Anyway, thanks for the effort, it was pleasant reading.[/spoiler]

Nevermind, was stupid not to notice that the author used ELF binary as the subject.


#16

I don’t believe either of them support ELF binaries. If there’s a plugin for that, I’d love to know about it. There is EDB which is the Linux counterpart and it’s not bad.


#17

You are absolutely right, my mistake for not reading carefully. Was foolish not taking notice that @Nitrax was RE’ing an ELF binary.

@Nitrax, ignore my previous comment.


(Art Vandelaiy) #18

Hey this is a great article. Reverse engineering is very new to me, and this was a great introduction.

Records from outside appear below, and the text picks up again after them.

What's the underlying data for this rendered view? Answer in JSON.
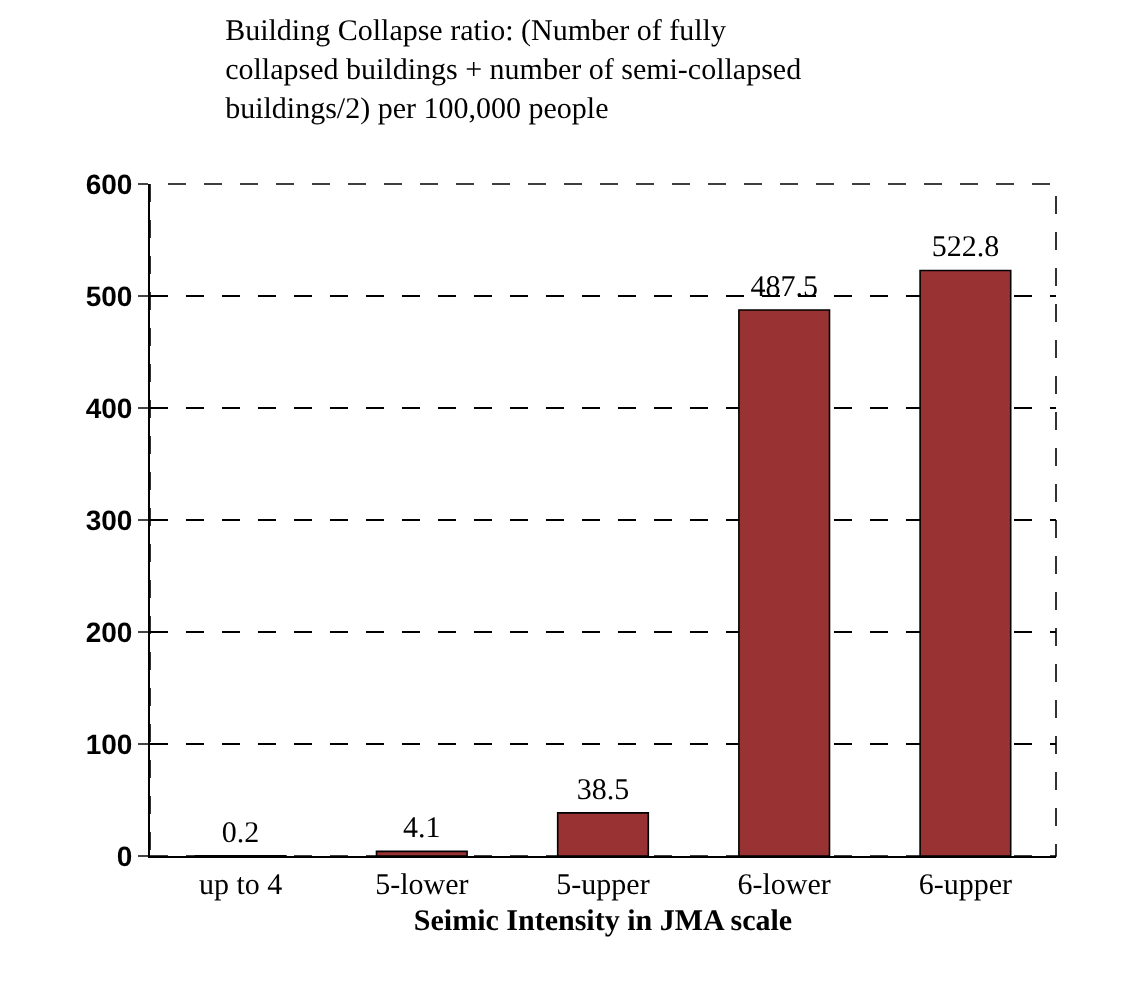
{
  "chart_data": {
    "type": "bar",
    "title": "Building Collapse ratio: (Number of fully\ncollapsed buildings + number of semi-collapsed\nbuildings/2) per 100,000 people",
    "xlabel": "Seimic Intensity in JMA scale",
    "categories": [
      "up to 4",
      "5-lower",
      "5-upper",
      "6-lower",
      "6-upper"
    ],
    "values": [
      0.2,
      4.1,
      38.5,
      487.5,
      522.8
    ],
    "color": "#993333",
    "ylim": [
      0,
      600
    ],
    "yticks": [
      0,
      100,
      200,
      300,
      400,
      500,
      600
    ],
    "grid": "y",
    "data_labels": true,
    "legend": false
  }
}
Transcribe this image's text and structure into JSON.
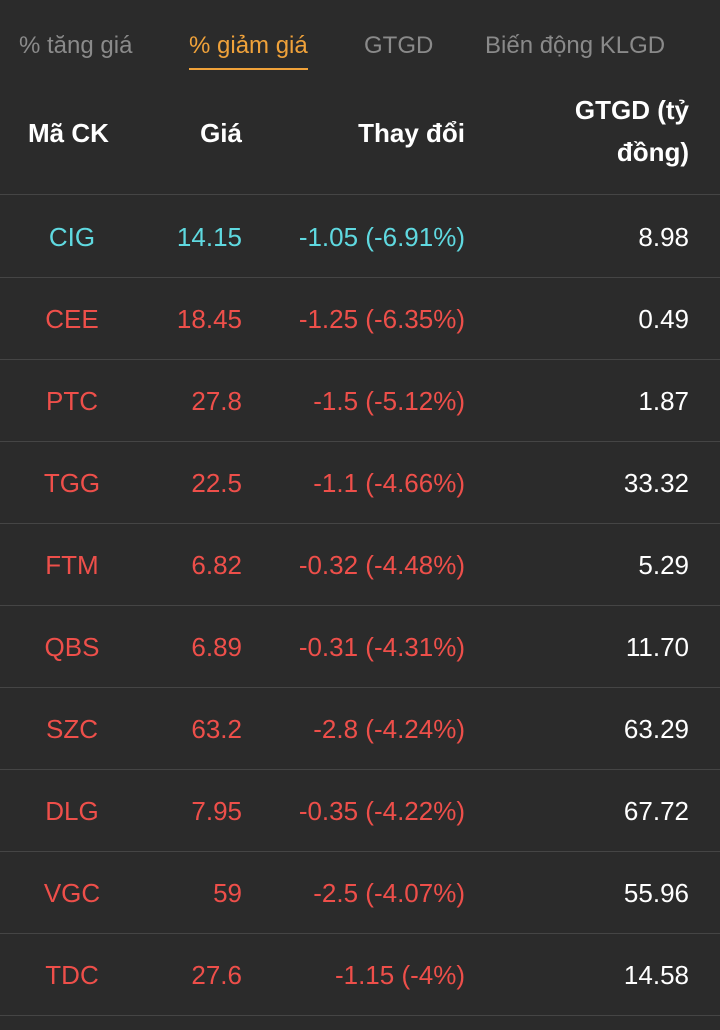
{
  "colors": {
    "background": "#2b2b2b",
    "accent": "#f0a23a",
    "tab_inactive": "#8a8a8a",
    "down": "#ee4f4a",
    "floor": "#5fd9e0",
    "divider": "#454545"
  },
  "tabs": [
    {
      "label": "% tăng giá",
      "active": false
    },
    {
      "label": "% giảm giá",
      "active": true
    },
    {
      "label": "GTGD",
      "active": false
    },
    {
      "label": "Biến động KLGD",
      "active": false
    }
  ],
  "columns": {
    "code": "Mã CK",
    "price": "Giá",
    "change": "Thay đổi",
    "value_line1": "GTGD (tỷ",
    "value_line2": "đồng)"
  },
  "rows": [
    {
      "code": "CIG",
      "price": "14.15",
      "change": "-1.05 (-6.91%)",
      "value": "8.98",
      "status": "floor"
    },
    {
      "code": "CEE",
      "price": "18.45",
      "change": "-1.25 (-6.35%)",
      "value": "0.49",
      "status": "down"
    },
    {
      "code": "PTC",
      "price": "27.8",
      "change": "-1.5 (-5.12%)",
      "value": "1.87",
      "status": "down"
    },
    {
      "code": "TGG",
      "price": "22.5",
      "change": "-1.1 (-4.66%)",
      "value": "33.32",
      "status": "down"
    },
    {
      "code": "FTM",
      "price": "6.82",
      "change": "-0.32 (-4.48%)",
      "value": "5.29",
      "status": "down"
    },
    {
      "code": "QBS",
      "price": "6.89",
      "change": "-0.31 (-4.31%)",
      "value": "11.70",
      "status": "down"
    },
    {
      "code": "SZC",
      "price": "63.2",
      "change": "-2.8 (-4.24%)",
      "value": "63.29",
      "status": "down"
    },
    {
      "code": "DLG",
      "price": "7.95",
      "change": "-0.35 (-4.22%)",
      "value": "67.72",
      "status": "down"
    },
    {
      "code": "VGC",
      "price": "59",
      "change": "-2.5 (-4.07%)",
      "value": "55.96",
      "status": "down"
    },
    {
      "code": "TDC",
      "price": "27.6",
      "change": "-1.15 (-4%)",
      "value": "14.58",
      "status": "down"
    }
  ]
}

Something off topic (and not in anyway a critique of your expertise), you might want to avoid putting space characters before exclamation marks. “Foo bar ! Foo bar.” should actually look like “Foo bar! Foo bar.” in typed English.


(Jordan) #19

The plan for pricing is described at the bottom of:

TL;DR – personal will be $149 after the introductory period ends, but it will be announced well in advance.

As for Static versus Dynamic, we’ll get there. As mentioned already, there are plugins that implement it already but it’s not as smooth because it can’t be natively integrated into the UI very well (that will change when the 1.2 release has a better mechanism for arbitrary GUI plugins)

And development will /always/ be ongoing. There’s tons of research we’re doing to improve things like the current state of the art in linear sweep, function similarity matching, etc. Emulation on the IL, lots of new interesting things underway. Doesn’t mean it’s not usable now, just that we’re dreaming big. :slight_smile:

Edited to add: For anyone with questions about Binary Ninja, we’ve got a public slack (hit the link above and look for the slack logo at the very bottom) that has a number of channels for different types of questions. Even if you’re brand new to RE, there’s a #ninjas-in-training channel just for folks to ask any question they like about RE.


#20

@psifertex thank you for taking your time and answering in depth to my questions!
I guess i missed the pricing section when snooping around on the website.

Hope to see some awesome ongoing development from you!